In our tradition, the Reformed and Presbyterian one, the roll of confirmation is essential, because an infant, toddler or child cannot commit themselves to a new way of life until they get what we call human agency—choice and preferences. Some of us cannot remember our baptisms, and we need our families to tell us what it was like. We have to rely on story and pictures.

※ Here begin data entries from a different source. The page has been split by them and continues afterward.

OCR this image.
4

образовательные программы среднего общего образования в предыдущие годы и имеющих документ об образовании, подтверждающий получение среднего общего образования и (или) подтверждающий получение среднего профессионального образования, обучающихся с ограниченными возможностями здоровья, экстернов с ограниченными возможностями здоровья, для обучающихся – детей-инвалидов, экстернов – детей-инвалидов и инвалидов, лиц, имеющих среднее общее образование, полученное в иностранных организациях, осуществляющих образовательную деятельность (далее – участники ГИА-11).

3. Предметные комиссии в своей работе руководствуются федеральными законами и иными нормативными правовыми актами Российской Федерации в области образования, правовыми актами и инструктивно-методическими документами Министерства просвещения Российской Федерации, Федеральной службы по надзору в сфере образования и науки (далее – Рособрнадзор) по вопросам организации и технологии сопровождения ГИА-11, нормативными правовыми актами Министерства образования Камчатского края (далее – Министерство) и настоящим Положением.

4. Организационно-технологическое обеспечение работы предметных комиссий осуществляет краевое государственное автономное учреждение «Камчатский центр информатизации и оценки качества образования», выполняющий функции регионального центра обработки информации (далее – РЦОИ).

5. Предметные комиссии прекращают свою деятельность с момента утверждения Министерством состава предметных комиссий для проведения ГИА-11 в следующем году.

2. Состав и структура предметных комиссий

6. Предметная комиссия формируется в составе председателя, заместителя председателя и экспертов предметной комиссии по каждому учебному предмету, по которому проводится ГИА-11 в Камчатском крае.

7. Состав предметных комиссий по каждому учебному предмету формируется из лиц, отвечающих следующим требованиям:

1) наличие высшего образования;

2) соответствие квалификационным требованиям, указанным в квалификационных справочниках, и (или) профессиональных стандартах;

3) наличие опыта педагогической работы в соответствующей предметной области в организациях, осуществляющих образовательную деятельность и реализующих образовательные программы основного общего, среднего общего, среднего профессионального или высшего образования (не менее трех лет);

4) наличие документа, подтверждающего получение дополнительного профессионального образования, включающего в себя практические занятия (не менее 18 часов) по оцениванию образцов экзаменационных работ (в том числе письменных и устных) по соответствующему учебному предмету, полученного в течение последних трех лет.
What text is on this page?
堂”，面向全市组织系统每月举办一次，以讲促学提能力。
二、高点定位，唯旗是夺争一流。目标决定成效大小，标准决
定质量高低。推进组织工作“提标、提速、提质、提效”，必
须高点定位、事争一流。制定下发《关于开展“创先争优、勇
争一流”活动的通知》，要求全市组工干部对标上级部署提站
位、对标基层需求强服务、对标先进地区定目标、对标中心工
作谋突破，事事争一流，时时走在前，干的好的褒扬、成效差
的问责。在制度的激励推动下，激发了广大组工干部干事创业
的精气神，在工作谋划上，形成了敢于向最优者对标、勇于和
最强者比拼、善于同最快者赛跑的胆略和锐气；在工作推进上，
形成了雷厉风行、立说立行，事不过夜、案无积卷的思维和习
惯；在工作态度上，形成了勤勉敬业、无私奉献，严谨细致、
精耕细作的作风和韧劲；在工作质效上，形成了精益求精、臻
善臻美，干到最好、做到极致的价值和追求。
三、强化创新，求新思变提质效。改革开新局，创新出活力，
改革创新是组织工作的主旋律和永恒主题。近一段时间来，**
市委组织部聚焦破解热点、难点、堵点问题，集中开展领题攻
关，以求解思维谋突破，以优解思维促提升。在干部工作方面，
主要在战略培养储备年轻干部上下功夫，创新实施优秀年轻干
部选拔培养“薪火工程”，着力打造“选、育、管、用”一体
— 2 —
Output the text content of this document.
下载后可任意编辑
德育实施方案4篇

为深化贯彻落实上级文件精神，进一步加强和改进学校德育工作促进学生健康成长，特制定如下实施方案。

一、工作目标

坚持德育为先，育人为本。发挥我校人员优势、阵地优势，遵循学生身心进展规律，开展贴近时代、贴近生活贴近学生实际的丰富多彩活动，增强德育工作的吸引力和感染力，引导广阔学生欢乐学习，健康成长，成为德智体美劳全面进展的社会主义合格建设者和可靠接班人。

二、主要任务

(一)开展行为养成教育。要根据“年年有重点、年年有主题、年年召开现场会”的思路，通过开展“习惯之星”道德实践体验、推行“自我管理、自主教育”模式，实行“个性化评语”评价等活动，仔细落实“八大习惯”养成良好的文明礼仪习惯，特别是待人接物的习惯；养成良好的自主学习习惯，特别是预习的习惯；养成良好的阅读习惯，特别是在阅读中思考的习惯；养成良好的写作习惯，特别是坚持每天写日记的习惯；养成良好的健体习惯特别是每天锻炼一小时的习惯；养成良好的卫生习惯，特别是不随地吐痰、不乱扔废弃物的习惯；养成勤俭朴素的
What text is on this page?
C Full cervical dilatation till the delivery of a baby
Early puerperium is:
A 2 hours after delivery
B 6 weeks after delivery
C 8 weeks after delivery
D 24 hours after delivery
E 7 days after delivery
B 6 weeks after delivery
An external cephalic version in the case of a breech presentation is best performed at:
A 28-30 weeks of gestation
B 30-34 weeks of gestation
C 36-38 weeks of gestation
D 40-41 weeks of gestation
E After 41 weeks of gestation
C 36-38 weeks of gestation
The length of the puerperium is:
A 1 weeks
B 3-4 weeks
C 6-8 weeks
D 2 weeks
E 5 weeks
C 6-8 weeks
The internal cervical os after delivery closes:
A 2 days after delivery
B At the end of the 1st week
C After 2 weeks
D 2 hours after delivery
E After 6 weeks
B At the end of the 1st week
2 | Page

We go through confirmation class every time we recite the Apostle’s or Nicene Creed. I know we don’t do that very much here. Maybe we’ll do it more. But the idea is that there is one story, the God story, that shapes our own, and its worth telling the God story early and often. What is it about the God story that informs us about our own? It is the story of love which created a world good and abundant. It’s the story of pursuit by creating a people and then giving us the prophets and most significantly sending us a part of God in the one we call the Son. It’s the story of a Spirit who tells us God won’t quit in this life and the next. It’s all a part of the God story which keeps getting written.
It gets written each week at Kimball and Buena Vista and in each of our homes which we go to Sunday afternoon through Sunday morning. God shows up in our creaky classes, circles, studies and services, and around meal times, work times and play times. God shows up over the years and in special moments giving us more stories to tell. I’d encourage you for just a few minutes to believe that as Gerard Manley Hopkins has said  
The world is charged with the grandeur of God

It will flame out, like shining from shook foil; 
It gathers to a greatness, like the ooze of oil 
Crushed. Why do men then now not reck [God’s] rod? 
Generations have trod, have trod, have trod; 
And all is seared with trade; bleared, smeared with toil; 
And wears man's smudge and shares man's smell: the soil 
Is bare now, nor can foot feel, being shod. 
You see, it’s in the ordinary that we find the extraordinary. It’s in the everyday we discover the truly transformative.  
So take a chance, ask each other questions about something in this church’s story that connects you to the holy. It’s worth going about your business, as the Ethiopian court official was going about his. It’s worth seeing who interrupts your journey to tell you the good news. It’s worth it to discover what new thing God has in store for you, and us.